Certains sculpteurs de marionnettes du XXe siècle ont un style personnel très marqué. Parmi les plus notables, on compte Theo Eggink qui construisit des marionnettes à gaine pour la compagnie Hohnsteiner Handpuppenspiele de Max Jacob ou Harro Siegel et son Faust. Parfois la texture et la fibre du bois sont mises en évidence comme c’est le cas dans le travail de F. Vitek pour le Till Eulenspiegel (1974) du Divadlo DRAK ou pour Beowulf (1979) de Christopher Leith. Le succès du Little Angel Theatre de John Wright à Londres tient, en grande partie, à ses qualités de sculpteur sur bois.
Malgré la multiplicité des matériaux et des moyens techniques modernes, de nombreux interprètes pensent qu’il existe un lien très fort entre le fait de sculpter une marionnette et celui de l’animer sur scène. Le travail de sculpture, qui permet, à partir d’une pièce de bois, de voir émerger une tête, est extrêmement gratifiant et il permet à la figurine de devenir, notamment dans le cas de la marionnette à gaine, une sorte d’alter ego de l’interprète. Le joueur de Pulcinella, Gaspare Nasuto, avec son style de sculpture très reconnaissable, est un exemple de cette synthèse entre constructeur et praticien.

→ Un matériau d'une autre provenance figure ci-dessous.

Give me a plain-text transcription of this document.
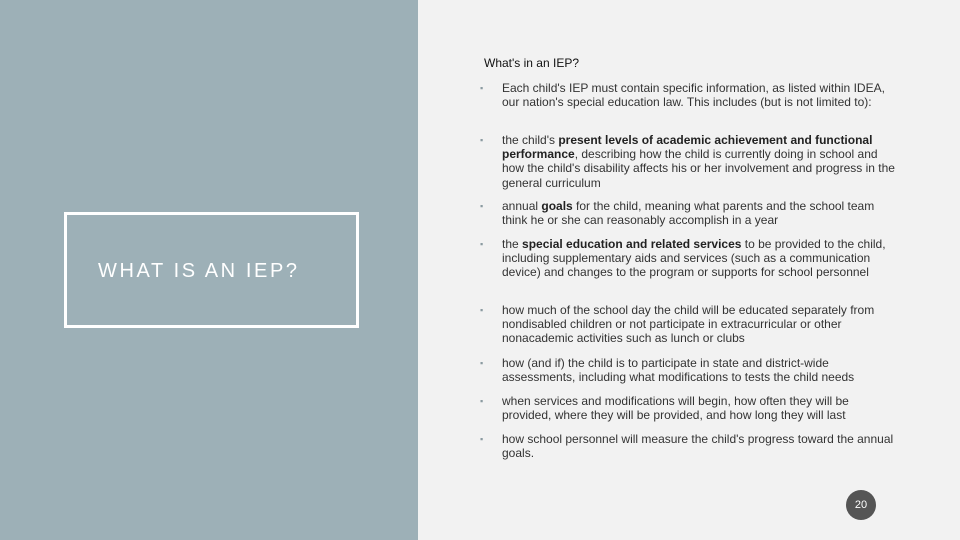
WHAT IS AN IEP?
What's in an IEP?
▪ Each child's IEP must contain specific information, as listed within IDEA, our nation's special education law. This includes (but is not limited to):
▪ the child's present levels of academic achievement and functional performance, describing how the child is currently doing in school and how the child's disability affects his or her involvement and progress in the general curriculum
▪ annual goals for the child, meaning what parents and the school team think he or she can reasonably accomplish in a year
▪ the special education and related services to be provided to the child, including supplementary aids and services (such as a communication device) and changes to the program or supports for school personnel
▪ how much of the school day the child will be educated separately from nondisabled children or not participate in extracurricular or other nonacademic activities such as lunch or clubs
▪ how (and if) the child is to participate in state and district-wide assessments, including what modifications to tests the child needs
▪ when services and modifications will begin, how often they will be provided, where they will be provided, and how long they will last
▪ how school personnel will measure the child's progress toward the annual goals.
20
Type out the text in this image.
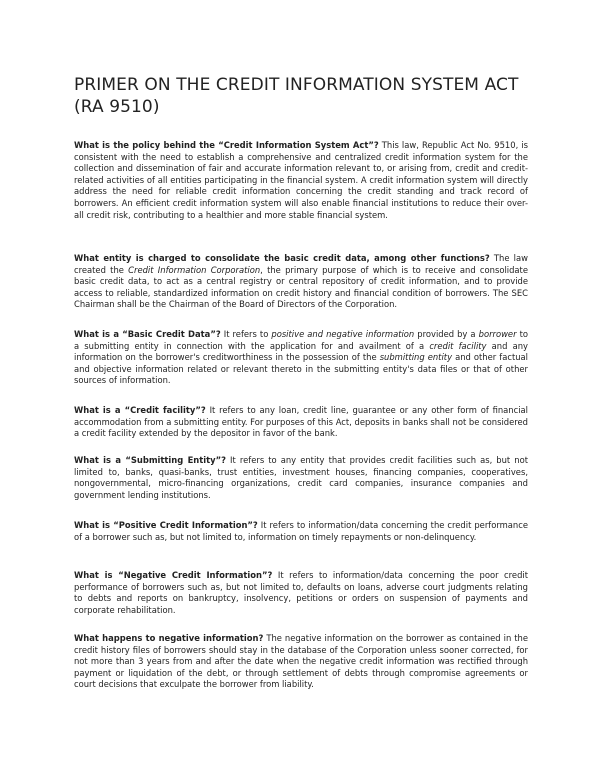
PRIMER ON THE CREDIT INFORMATION SYSTEM ACT (RA 9510)

What is the policy behind the “Credit Information System Act”? This law, Republic Act No. 9510, is consistent with the need to establish a comprehensive and centralized credit information system for the collection and dissemination of fair and accurate information relevant to, or arising from, credit and credit-related activities of all entities participating in the financial system. A credit information system will directly address the need for reliable credit information concerning the credit standing and track record of borrowers. An efficient credit information system will also enable financial institutions to reduce their over-all credit risk, contributing to a healthier and more stable financial system.

What entity is charged to consolidate the basic credit data, among other functions? The law created the Credit Information Corporation, the primary purpose of which is to receive and consolidate basic credit data, to act as a central registry or central repository of credit information, and to provide access to reliable, standardized information on credit history and financial condition of borrowers. The SEC Chairman shall be the Chairman of the Board of Directors of the Corporation.

What is a “Basic Credit Data”? It refers to positive and negative information provided by a borrower to a submitting entity in connection with the application for and availment of a credit facility and any information on the borrower's creditworthiness in the possession of the submitting entity and other factual and objective information related or relevant thereto in the submitting entity's data files or that of other sources of information.

What is a “Credit facility”? It refers to any loan, credit line, guarantee or any other form of financial accommodation from a submitting entity. For purposes of this Act, deposits in banks shall not be considered a credit facility extended by the depositor in favor of the bank.

What is a “Submitting Entity”? It refers to any entity that provides credit facilities such as, but not limited to, banks, quasi-banks, trust entities, investment houses, financing companies, cooperatives, nongovernmental, micro-financing organizations, credit card companies, insurance companies and government lending institutions.

What is “Positive Credit Information”? It refers to information/data concerning the credit performance of a borrower such as, but not limited to, information on timely repayments or non-delinquency.

What is “Negative Credit Information”? It refers to information/data concerning the poor credit performance of borrowers such as, but not limited to, defaults on loans, adverse court judgments relating to debts and reports on bankruptcy, insolvency, petitions or orders on suspension of payments and corporate rehabilitation.

What happens to negative information? The negative information on the borrower as contained in the credit history files of borrowers should stay in the database of the Corporation unless sooner corrected, for not more than 3 years from and after the date when the negative credit information was rectified through payment or liquidation of the debt, or through settlement of debts through compromise agreements or court decisions that exculpate the borrower from liability.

Aujourd’hui, la compétence propre du sculpteur est partiellement détournée par une forme de reproduction mécanique qui part d’une tête déjà sculptée ou d’un moule en argile. Cette technique se base sur l’ancienne méthode du pantographe, utilisée par le passé pour permettre la reproduction de statues, souvent en version réduite ou agrandie. Cette méthode est aujourd’hui remplacée par un routeur assisté par ordinateur qui scanne un modèle de la tête et en produit une version en bois (ou dans un autre matériau). Cette opération peut bien sûre être répétée et permettre une production de masse si nécessaire. Un des principaux fournisseurs de têtes de marionnettes aujourd’hui en Italie est le sculpteur Natale Panaro. Un de ses plus grands succès est la réinterprétation fantaisiste de la tête de Pulcinella, à partir de dessins de Emmanuele Luzzati. Bien qu’il ne fasse pas dans la production de masse, il a créé plus d’une tête de ce type ; celle-ci est devenue la marque de fabrique du travail de Paolo Comentale à la Casa di Pulcinella de Bari.